Project

General

Profile

Bug #531

Journaling Causes System Hang

Added by Bryan Tong almost 9 years ago. Updated over 8 years ago.

Status:
Resolved
Priority:
Immediate
Assignee:
Category:
OSD
Target version:
Start date:
11/01/2010
Due date:
% Done:

0%

Estimated time:
4.00 h
Spent time:
Source:
Tags:
Backport:
Regression:
No
Severity:
3 - minor
Reviewed:
Affected Versions:
ceph-qa-suite:
Pull request ID:

Description

Hello,

It seems that when doing a large write once the journal fills up the system goes into a state of lock and has trouble deciding how to proceed.

Steps to reproduce

1) Create a Cluster using separate drives as the Journal. In our case 32GB SSD x 4.
2) Write a file from the client large enough to fill the journals. 60GB will do since replication will add another 60GB to the write.

Expected results

1) The write will continue to write through until completed at the speed of a smaller write. In our case 300Mb/s+

Actual results

1) The write stalls when it hits the limit of the journals and hangs for up to 15 minutes while the journals slowly commit to disk. Write speed drops to below 40MB/s.

Workaround

1) Running without journals causes the problem to go away.

Caveats

1) When running without journals smaller block sizes will not write correctly. For example, creating a filesystem on an image file takes hours for a simple 40GB file.

Theoretical Solution

The journaler needs to start committing before it fills up and should throttle the incoming data before the system locks up completely.

Thanks

History

#1 Updated by Bryan Tong almost 9 years ago

I forgot a bit about the setup.

4 x OSD all with journals on separate drives. Each OSD is on a separate system.
Btrfs used as the filesystem for all the OSDs.
Each OSD is a backup MDS.
There is a dedicated MDS server.
3 x Dedicated Monitors.

4 x Client machines all connected over librados using 16MB object block sizes.

Thanks

#2 Updated by Sage Weil almost 9 years ago

  • Assignee set to Sage Weil
  • Priority changed from High to Urgent
  • Target version set to v0.22.3

It's expected that you'll get extremely slow performance without the journal.

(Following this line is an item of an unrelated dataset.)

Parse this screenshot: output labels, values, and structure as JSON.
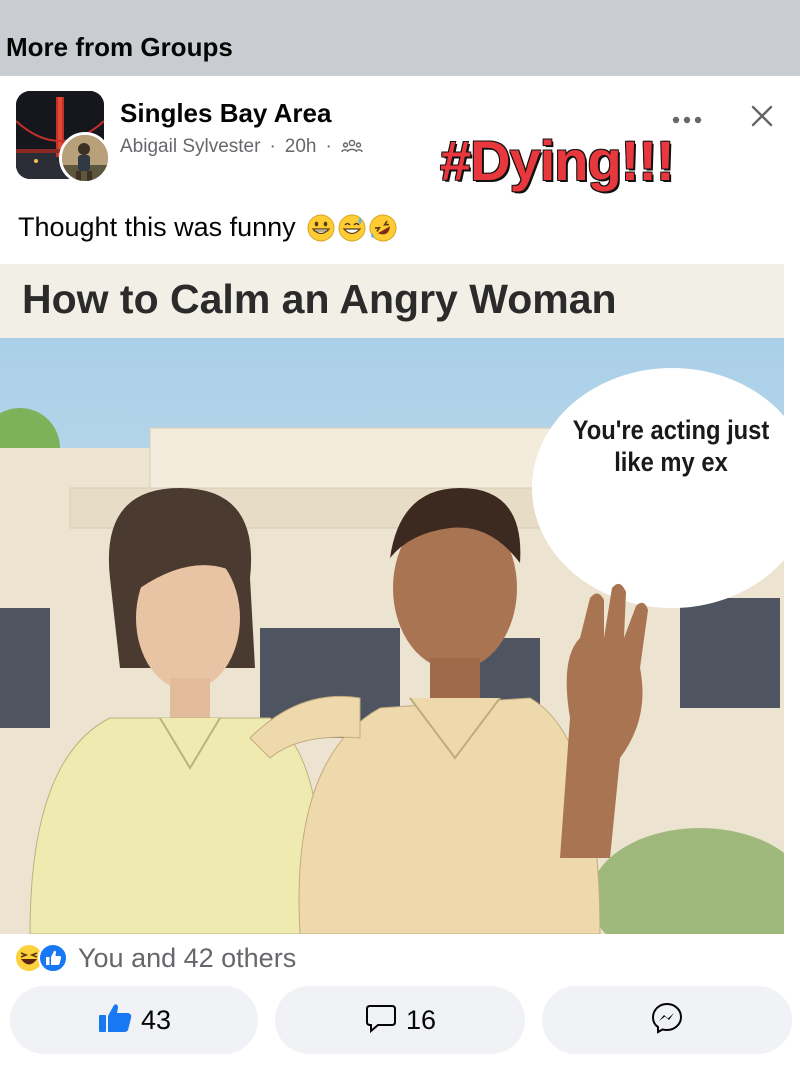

I'll work on replicating this in our environment tomorrow. Thanks!

#3 Updated by Bryan Tong almost 9 years ago

Yeah,

I figured not running with journals wouldn't work right. As long as the block size of the writes is very large it performs fine but file-system operations it doesn't like.

If you would like access to our cluster just let me know. I would be happy to help you out. We are still just rearranging and testing.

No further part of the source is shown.